Глава восьмая
Утром 2 июня Антона разбудил луч солнца, пробившийся сквозь решетку отдельной камеры следственного изолятора, куда накануне его поместил добрый друг и школьный товарищ Лешка Исаков.
«Луч солнца золотого вновь скрыла ночью Тверь… И вашей строй-общаги мне вновь закрыта дверь…» – пронеслась в голове у Антона перепевка нетленного хита Гладкова, которую они с друзьями как-то исполняли на вечеринке по случаю одного юбилея.
Антон быстро поднялся с кровати. Скрипнули пружины.
«Хорошо, что солнце. Парням повезло – сегодня в удовольствие погоняют», – не ко времени порадовался Антон за своих товарищей-байкеров.
Тут он припомнил вчерашнюю беседу, последний вопрос Исакова… И стало ему чрезвычайно неприятно от леденящего душу подозрения…
«Леша каким-то образом сам замешан в таинственном деле Плукшина, – мелькнула мысль. – Теперь мне вообще несдобровать, я ж во власти заинтересованного лица…»
Антон решил быть предельно внимательным: идти на контакт, но все отрицать, содержанием разговора с профессором не делиться, а про письмо Тихонову вообще забыть. Еще не хватало подставить Александра Валентиновича!
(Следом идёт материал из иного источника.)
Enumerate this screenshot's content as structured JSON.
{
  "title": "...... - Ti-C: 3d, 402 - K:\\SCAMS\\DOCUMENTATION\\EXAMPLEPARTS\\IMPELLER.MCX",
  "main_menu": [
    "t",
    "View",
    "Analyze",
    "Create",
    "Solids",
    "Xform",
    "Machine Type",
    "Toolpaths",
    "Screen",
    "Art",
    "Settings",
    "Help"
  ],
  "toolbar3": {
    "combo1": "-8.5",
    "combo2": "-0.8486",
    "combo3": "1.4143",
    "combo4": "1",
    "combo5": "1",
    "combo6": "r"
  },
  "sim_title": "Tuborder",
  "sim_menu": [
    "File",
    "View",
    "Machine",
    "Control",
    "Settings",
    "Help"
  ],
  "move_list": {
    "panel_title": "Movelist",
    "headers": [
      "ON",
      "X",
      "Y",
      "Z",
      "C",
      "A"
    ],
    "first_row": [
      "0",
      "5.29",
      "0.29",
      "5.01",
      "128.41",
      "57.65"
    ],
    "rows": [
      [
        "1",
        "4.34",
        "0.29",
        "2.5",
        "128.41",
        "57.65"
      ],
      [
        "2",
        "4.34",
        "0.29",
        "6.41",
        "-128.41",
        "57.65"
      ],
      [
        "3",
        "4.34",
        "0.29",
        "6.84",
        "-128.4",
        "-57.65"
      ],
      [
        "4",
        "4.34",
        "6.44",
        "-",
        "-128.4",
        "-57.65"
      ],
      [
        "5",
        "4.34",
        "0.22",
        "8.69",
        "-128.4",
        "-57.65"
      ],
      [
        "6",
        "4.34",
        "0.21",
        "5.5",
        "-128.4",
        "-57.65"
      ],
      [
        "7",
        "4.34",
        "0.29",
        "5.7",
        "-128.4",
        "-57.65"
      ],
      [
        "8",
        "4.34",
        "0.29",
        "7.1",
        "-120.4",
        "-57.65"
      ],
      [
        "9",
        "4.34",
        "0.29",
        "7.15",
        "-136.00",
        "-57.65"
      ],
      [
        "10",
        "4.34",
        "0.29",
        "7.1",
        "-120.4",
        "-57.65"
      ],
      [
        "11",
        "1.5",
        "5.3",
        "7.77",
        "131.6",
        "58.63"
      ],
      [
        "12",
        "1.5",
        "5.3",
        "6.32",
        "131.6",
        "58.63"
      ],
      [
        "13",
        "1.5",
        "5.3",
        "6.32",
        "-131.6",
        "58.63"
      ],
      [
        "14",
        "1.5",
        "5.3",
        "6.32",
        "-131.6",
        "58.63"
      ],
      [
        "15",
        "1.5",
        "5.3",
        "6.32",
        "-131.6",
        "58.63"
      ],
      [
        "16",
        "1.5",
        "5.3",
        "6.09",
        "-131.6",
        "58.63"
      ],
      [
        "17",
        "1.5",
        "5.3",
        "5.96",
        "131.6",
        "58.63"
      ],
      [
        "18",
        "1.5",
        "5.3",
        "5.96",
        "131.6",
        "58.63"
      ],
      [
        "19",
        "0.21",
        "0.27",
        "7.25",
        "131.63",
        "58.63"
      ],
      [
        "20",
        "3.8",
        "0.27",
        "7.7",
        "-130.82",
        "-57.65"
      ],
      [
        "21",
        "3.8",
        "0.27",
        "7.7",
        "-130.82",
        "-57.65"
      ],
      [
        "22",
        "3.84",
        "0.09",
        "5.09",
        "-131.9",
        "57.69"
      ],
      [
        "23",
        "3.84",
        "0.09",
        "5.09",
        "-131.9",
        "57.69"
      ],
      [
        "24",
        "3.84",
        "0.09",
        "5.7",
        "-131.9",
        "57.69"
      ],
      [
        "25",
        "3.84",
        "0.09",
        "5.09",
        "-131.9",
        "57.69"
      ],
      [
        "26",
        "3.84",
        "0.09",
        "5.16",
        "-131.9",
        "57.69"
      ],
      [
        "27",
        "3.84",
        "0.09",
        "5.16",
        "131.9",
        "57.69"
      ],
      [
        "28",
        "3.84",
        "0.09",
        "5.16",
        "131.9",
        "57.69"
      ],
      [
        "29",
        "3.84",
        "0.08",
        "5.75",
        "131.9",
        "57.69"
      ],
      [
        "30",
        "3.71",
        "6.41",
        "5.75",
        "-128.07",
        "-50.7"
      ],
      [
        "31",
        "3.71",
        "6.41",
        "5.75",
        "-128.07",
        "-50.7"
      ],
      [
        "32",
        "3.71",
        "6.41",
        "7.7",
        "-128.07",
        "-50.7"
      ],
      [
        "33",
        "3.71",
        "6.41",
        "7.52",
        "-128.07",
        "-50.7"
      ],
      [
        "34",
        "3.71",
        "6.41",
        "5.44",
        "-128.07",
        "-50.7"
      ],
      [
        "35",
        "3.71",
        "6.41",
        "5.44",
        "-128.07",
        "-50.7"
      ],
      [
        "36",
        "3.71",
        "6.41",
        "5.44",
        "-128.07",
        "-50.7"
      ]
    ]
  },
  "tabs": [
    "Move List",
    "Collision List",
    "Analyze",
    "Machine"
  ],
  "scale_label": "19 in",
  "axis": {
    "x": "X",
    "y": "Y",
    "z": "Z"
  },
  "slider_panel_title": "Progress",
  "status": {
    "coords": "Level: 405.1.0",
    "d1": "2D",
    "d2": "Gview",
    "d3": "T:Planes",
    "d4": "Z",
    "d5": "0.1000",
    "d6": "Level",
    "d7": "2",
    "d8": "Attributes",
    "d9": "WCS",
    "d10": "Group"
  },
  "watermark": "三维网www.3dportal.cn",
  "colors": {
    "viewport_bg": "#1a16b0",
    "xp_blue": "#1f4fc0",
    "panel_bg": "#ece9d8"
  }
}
«Хорошо, догадался прихватить с собой в мотопробег плукшинский блокнот. Надеялся, будет время почитать на досуге. Теперь блокнот лежит в кофре мотоцикла, а мотоцикл стоит в ангаре на территории аэроклуба. Только бы у органов не хватило ума его обыскать!»
А еще Антон порадовался, что нет на Руси пословицы, связанной с днем рождения, подобной той, что принято цитировать в ночь на 1 января: «Как новый год встретишь, так его и проведешь». Сегодня у Антона был день рождения. Ему исполнялось сорок, и он, согласно традиции, заведенной среди российских мужиков, не собирался его отмечать, хотя и предполагал, что, подобно многим, наверняка так или иначе его отметит. Теперь выходило, он лишился даже этой возможности.
Что-то скрипнуло в районе двери. Лязгнул замок. Антон вздрогнул. В проеме возник дородный милиционер с дубинкой в руке.
– Не трясись, бить не буду – с утра ж была суббота, выходной, – добродушно сообщил страж. – Пошли?
– Ну, пошли, – отозвался Антон. – А который час?
Милиционер не ответил. «Видимо, отвечать не положено. Да и незачем отвечать арестованному…»
Антона привели в тот же кабинет, где вчера началась его «новая» жизнь.
– Доброе утро, – приветствовал его Исаков, жестом приказав охраннику удалиться.
Лишь только за ним закрылась дверь, Исаков подошел к Антону и протянул руку:
– И сегодня не будешь здороваться?
Антон руку пожал, сказав при этом:
– Сегодня буду. Спасибо за доброту твою, за одеяло теплое и отдельный номер с видом на небо.
– Я ж тебе обещал, что если, не дай бог, попадешь к нам, будет тебе и вид, и камера на южную сторону, а также видики с жесткой эротикой. Помнишь?
– Помню, – Антон криво усмехнулся. – Накаркал.
– Ну, старик, скажи спасибо, что ты у меня.
– Уже сказал. Или тебя теперь по уставу надо каждые три минуты благодарить?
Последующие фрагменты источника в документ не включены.